Freedom, when it came, did not bring idleness. Perarivalan joined an LLB course soon after his release and cleared the All India Bar Examination in 2025. He was 54 when he donned the black robe.

His intent now is as purposeful as his journey to this point. “Will focus on providing legal aid to prisoners who often lack access to effective representation,” he told PTI. He aims to work on cases involving wrongful detention, delays in justice, and the rights of undertrials.

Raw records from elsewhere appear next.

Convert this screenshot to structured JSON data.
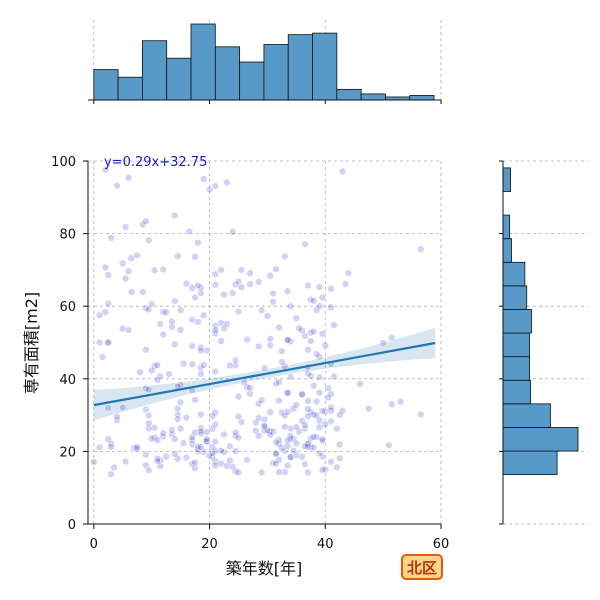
{
  "chart_data": {
    "type": "scatter",
    "title": "",
    "xlabel": "築年数[年]",
    "ylabel": "専有面積[m2]",
    "xlim": [
      -1,
      60
    ],
    "ylim": [
      0,
      100
    ],
    "xticks": [
      0,
      20,
      40,
      60
    ],
    "yticks": [
      0,
      20,
      40,
      60,
      80,
      100
    ],
    "grid": true,
    "grid_style": "dashed",
    "point_color": "#2020c8",
    "bar_color": "#5799c7",
    "regression": {
      "equation": "y=0.29x+32.75",
      "slope": 0.29,
      "intercept": 32.75,
      "x_range": [
        0,
        59
      ],
      "color": "#1f77b4",
      "ci_band": true
    },
    "x_marginal_histogram": {
      "bin_edges": [
        0,
        4.2,
        8.4,
        12.6,
        16.8,
        21,
        25.2,
        29.4,
        33.6,
        37.8,
        42,
        46.2,
        50.4,
        54.6,
        58.8
      ],
      "counts": [
        40,
        30,
        78,
        55,
        100,
        70,
        50,
        73,
        86,
        88,
        14,
        8,
        4,
        6
      ]
    },
    "y_marginal_histogram": {
      "bin_edges": [
        13.6,
        20.1,
        26.6,
        33.1,
        39.6,
        46.1,
        52.6,
        59.1,
        65.6,
        72.1,
        78.6,
        85.1,
        91.6,
        98.1
      ],
      "counts": [
        57,
        79,
        50,
        29,
        28,
        28,
        30,
        25,
        23,
        9,
        7,
        0,
        8
      ]
    },
    "scatter_points": [],
    "region_badge": "北区"
  }
}
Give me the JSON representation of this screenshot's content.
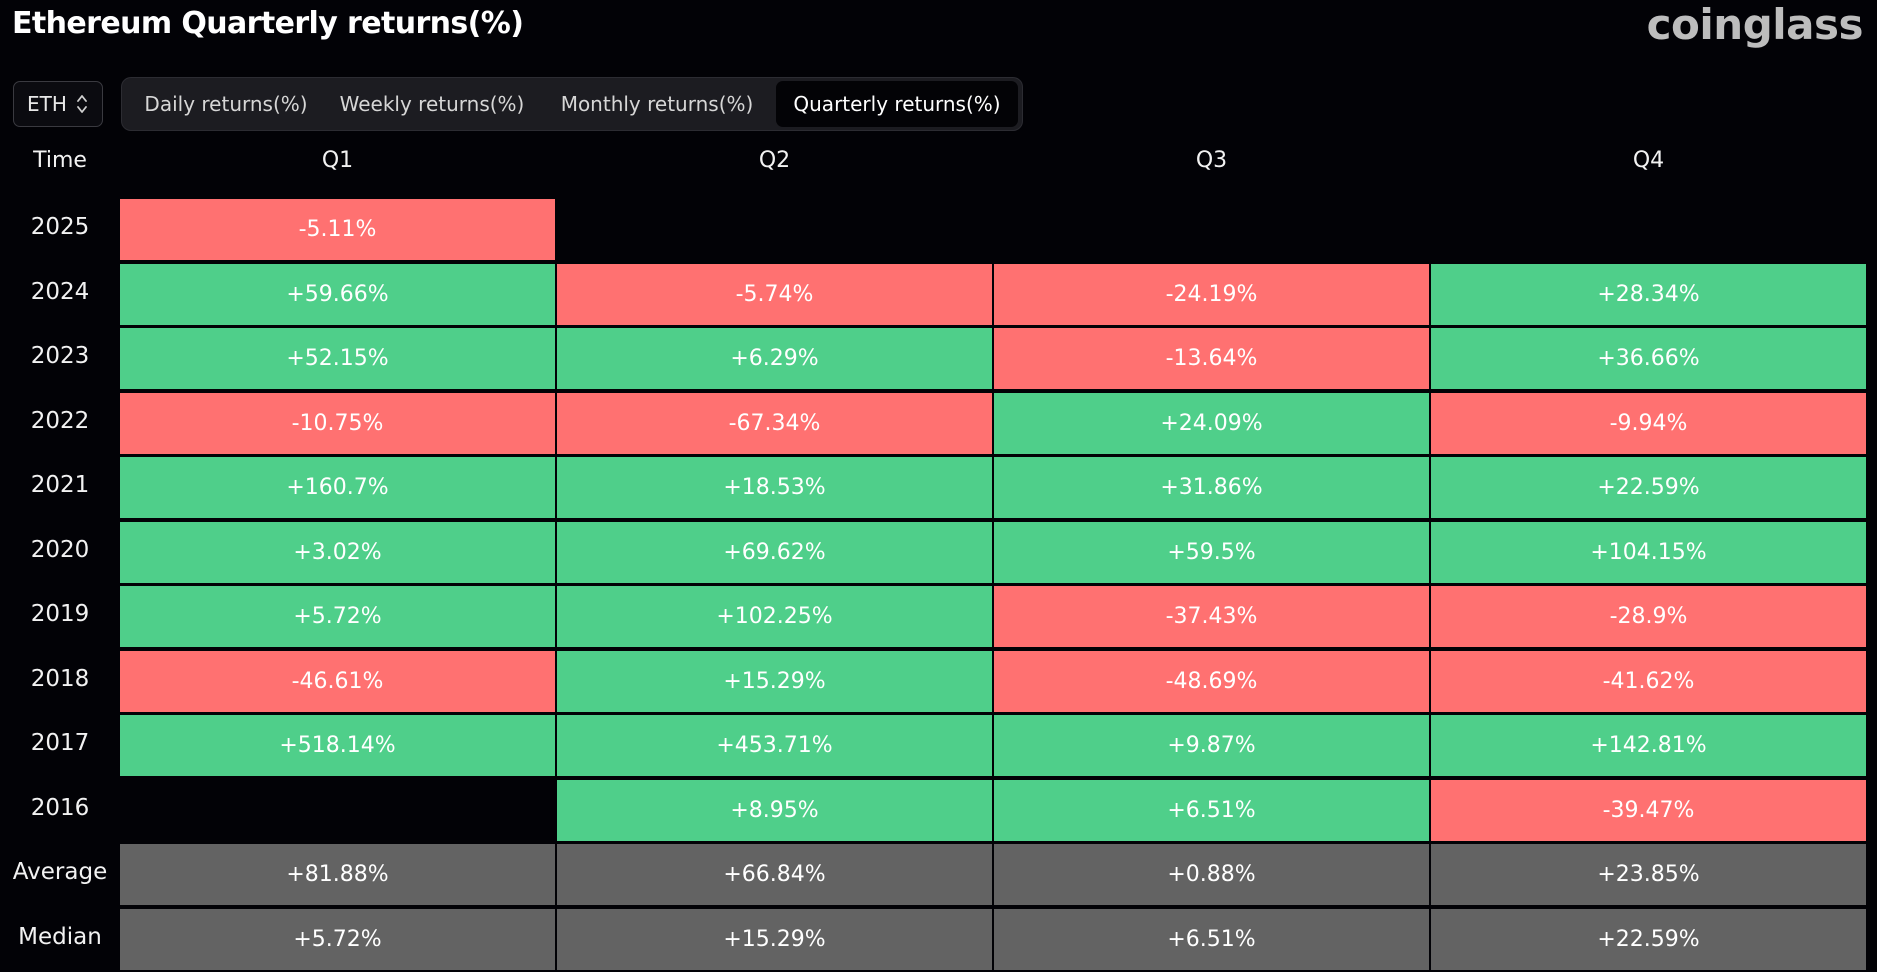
{
  "header": {
    "title": "Ethereum Quarterly returns(%)",
    "logo_text": "coinglass"
  },
  "symbol_select": {
    "value": "ETH",
    "icon": "chevron-up-down-icon"
  },
  "tabs": [
    {
      "label": "Daily returns(%)",
      "active": false
    },
    {
      "label": "Weekly returns(%)",
      "active": false
    },
    {
      "label": "Monthly returns(%)",
      "active": false
    },
    {
      "label": "Quarterly returns(%)",
      "active": true
    }
  ],
  "colors": {
    "positive": "#4fcf8a",
    "negative": "#ff7171",
    "summary": "#636363",
    "background": "#020206"
  },
  "table": {
    "corner_header": "Time",
    "columns": [
      "Q1",
      "Q2",
      "Q3",
      "Q4"
    ],
    "rows": [
      {
        "label": "2025",
        "type": "year",
        "values": [
          "-5.11%",
          null,
          null,
          null
        ]
      },
      {
        "label": "2024",
        "type": "year",
        "values": [
          "+59.66%",
          "-5.74%",
          "-24.19%",
          "+28.34%"
        ]
      },
      {
        "label": "2023",
        "type": "year",
        "values": [
          "+52.15%",
          "+6.29%",
          "-13.64%",
          "+36.66%"
        ]
      },
      {
        "label": "2022",
        "type": "year",
        "values": [
          "-10.75%",
          "-67.34%",
          "+24.09%",
          "-9.94%"
        ]
      },
      {
        "label": "2021",
        "type": "year",
        "values": [
          "+160.7%",
          "+18.53%",
          "+31.86%",
          "+22.59%"
        ]
      },
      {
        "label": "2020",
        "type": "year",
        "values": [
          "+3.02%",
          "+69.62%",
          "+59.5%",
          "+104.15%"
        ]
      },
      {
        "label": "2019",
        "type": "year",
        "values": [
          "+5.72%",
          "+102.25%",
          "-37.43%",
          "-28.9%"
        ]
      },
      {
        "label": "2018",
        "type": "year",
        "values": [
          "-46.61%",
          "+15.29%",
          "-48.69%",
          "-41.62%"
        ]
      },
      {
        "label": "2017",
        "type": "year",
        "values": [
          "+518.14%",
          "+453.71%",
          "+9.87%",
          "+142.81%"
        ]
      },
      {
        "label": "2016",
        "type": "year",
        "values": [
          null,
          "+8.95%",
          "+6.51%",
          "-39.47%"
        ]
      },
      {
        "label": "Average",
        "type": "summary",
        "values": [
          "+81.88%",
          "+66.84%",
          "+0.88%",
          "+23.85%"
        ]
      },
      {
        "label": "Median",
        "type": "summary",
        "values": [
          "+5.72%",
          "+15.29%",
          "+6.51%",
          "+22.59%"
        ]
      }
    ]
  }
}
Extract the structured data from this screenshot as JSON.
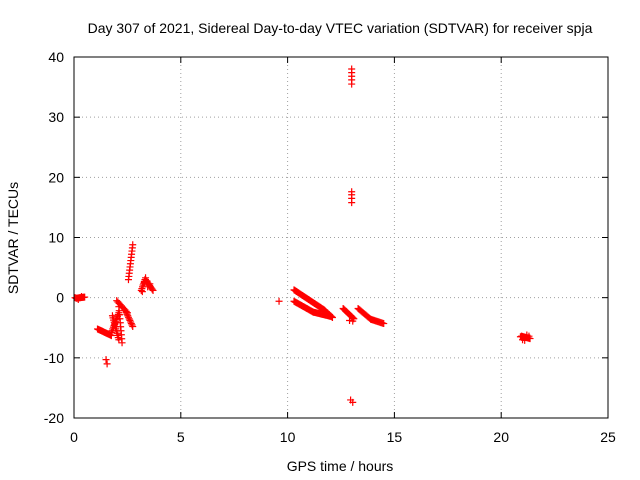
{
  "chart_data": {
    "type": "scatter",
    "title": "Day 307 of 2021, Sidereal Day-to-day VTEC variation (SDTVAR) for receiver spja",
    "xlabel": "GPS time / hours",
    "ylabel": "SDTVAR / TECUs",
    "xlim": [
      0,
      25
    ],
    "ylim": [
      -20,
      40
    ],
    "xticks": [
      0,
      5,
      10,
      15,
      20,
      25
    ],
    "yticks": [
      -20,
      -10,
      0,
      10,
      20,
      30,
      40
    ],
    "grid": true,
    "marker": "plus",
    "point_color": "#ff0000",
    "segments": [
      {
        "x0": 0.1,
        "x1": 0.5,
        "y0": -0.1,
        "y1": 0.1,
        "n": 14
      },
      {
        "x0": 1.1,
        "x1": 1.75,
        "y0": -5.2,
        "y1": -6.3,
        "n": 18
      },
      {
        "x0": 1.75,
        "x1": 2.1,
        "y0": -5.8,
        "y1": -2.5,
        "n": 12
      },
      {
        "x0": 1.8,
        "x1": 2.1,
        "y0": -3.0,
        "y1": -7.0,
        "n": 12
      },
      {
        "x0": 2.1,
        "x1": 2.25,
        "y0": -1.5,
        "y1": -7.5,
        "n": 10
      },
      {
        "x0": 2.0,
        "x1": 2.5,
        "y0": -0.5,
        "y1": -2.5,
        "n": 10
      },
      {
        "x0": 2.45,
        "x1": 2.75,
        "y0": -2.5,
        "y1": -4.8,
        "n": 10
      },
      {
        "x0": 2.55,
        "x1": 2.75,
        "y0": 3.0,
        "y1": 8.8,
        "n": 12
      },
      {
        "x0": 3.15,
        "x1": 3.35,
        "y0": 1.2,
        "y1": 3.3,
        "n": 8
      },
      {
        "x0": 3.35,
        "x1": 3.7,
        "y0": 3.0,
        "y1": 1.2,
        "n": 10
      },
      {
        "x0": 10.3,
        "x1": 11.7,
        "y0": 1.3,
        "y1": -2.0,
        "n": 36
      },
      {
        "x0": 10.3,
        "x1": 11.2,
        "y0": -0.6,
        "y1": -2.4,
        "n": 24
      },
      {
        "x0": 11.2,
        "x1": 12.0,
        "y0": -2.4,
        "y1": -3.1,
        "n": 20
      },
      {
        "x0": 11.7,
        "x1": 12.1,
        "y0": -2.0,
        "y1": -3.3,
        "n": 12
      },
      {
        "x0": 12.6,
        "x1": 13.1,
        "y0": -1.8,
        "y1": -3.5,
        "n": 14
      },
      {
        "x0": 13.3,
        "x1": 13.9,
        "y0": -1.8,
        "y1": -3.6,
        "n": 14
      },
      {
        "x0": 13.9,
        "x1": 14.5,
        "y0": -3.6,
        "y1": -4.3,
        "n": 14
      },
      {
        "x0": 20.95,
        "x1": 21.35,
        "y0": -6.4,
        "y1": -6.8,
        "n": 12
      }
    ],
    "points": [
      {
        "x": 0.05,
        "y": 0.0
      },
      {
        "x": 0.2,
        "y": -0.3
      },
      {
        "x": 0.35,
        "y": 0.2
      },
      {
        "x": 1.5,
        "y": -10.3
      },
      {
        "x": 1.55,
        "y": -11.0
      },
      {
        "x": 3.2,
        "y": 1.0
      },
      {
        "x": 3.3,
        "y": 2.5
      },
      {
        "x": 3.45,
        "y": 1.8
      },
      {
        "x": 3.55,
        "y": 2.3
      },
      {
        "x": 9.6,
        "y": -0.6
      },
      {
        "x": 12.9,
        "y": -3.8
      },
      {
        "x": 13.05,
        "y": -3.9
      },
      {
        "x": 13.0,
        "y": 35.5
      },
      {
        "x": 13.0,
        "y": 36.2
      },
      {
        "x": 13.0,
        "y": 36.8
      },
      {
        "x": 13.0,
        "y": 37.4
      },
      {
        "x": 13.0,
        "y": 38.0
      },
      {
        "x": 13.0,
        "y": 15.8
      },
      {
        "x": 13.0,
        "y": 16.5
      },
      {
        "x": 13.0,
        "y": 17.1
      },
      {
        "x": 13.0,
        "y": 17.6
      },
      {
        "x": 12.95,
        "y": -17.0
      },
      {
        "x": 13.05,
        "y": -17.4
      },
      {
        "x": 20.9,
        "y": -6.5
      },
      {
        "x": 21.0,
        "y": -7.0
      },
      {
        "x": 21.1,
        "y": -7.1
      },
      {
        "x": 21.2,
        "y": -6.2
      },
      {
        "x": 21.3,
        "y": -6.4
      }
    ]
  }
}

There is something both poignant and fitting in the direction he has chosen. The system that held him that delayed his mercy petition for years, that kept him in a legal limbo that the Supreme Court itself found unconscionable is now the system he will enter, not as its prisoner but as one of its practitioners, working for those who remain where he once was. Perarivalan spent thirty-one years as an accused, a convict, a petitioner. He knows the view from every side of a courtroom. That knowledge, combined with a law degree earned in the years immediately following his release, may make him a more effective advocate for prisoners’ rights than most.

The transformation also raises questions that Tamil Nadu has never entirely resolved about the Rajiv Gandhi case questions of youth, complicity, proportionality, and the pace of justice but those arguments belong to another forum. On April 27 at the Madras High Court, the record simply shows: A.G. Perarivalan, advocate, enrolled.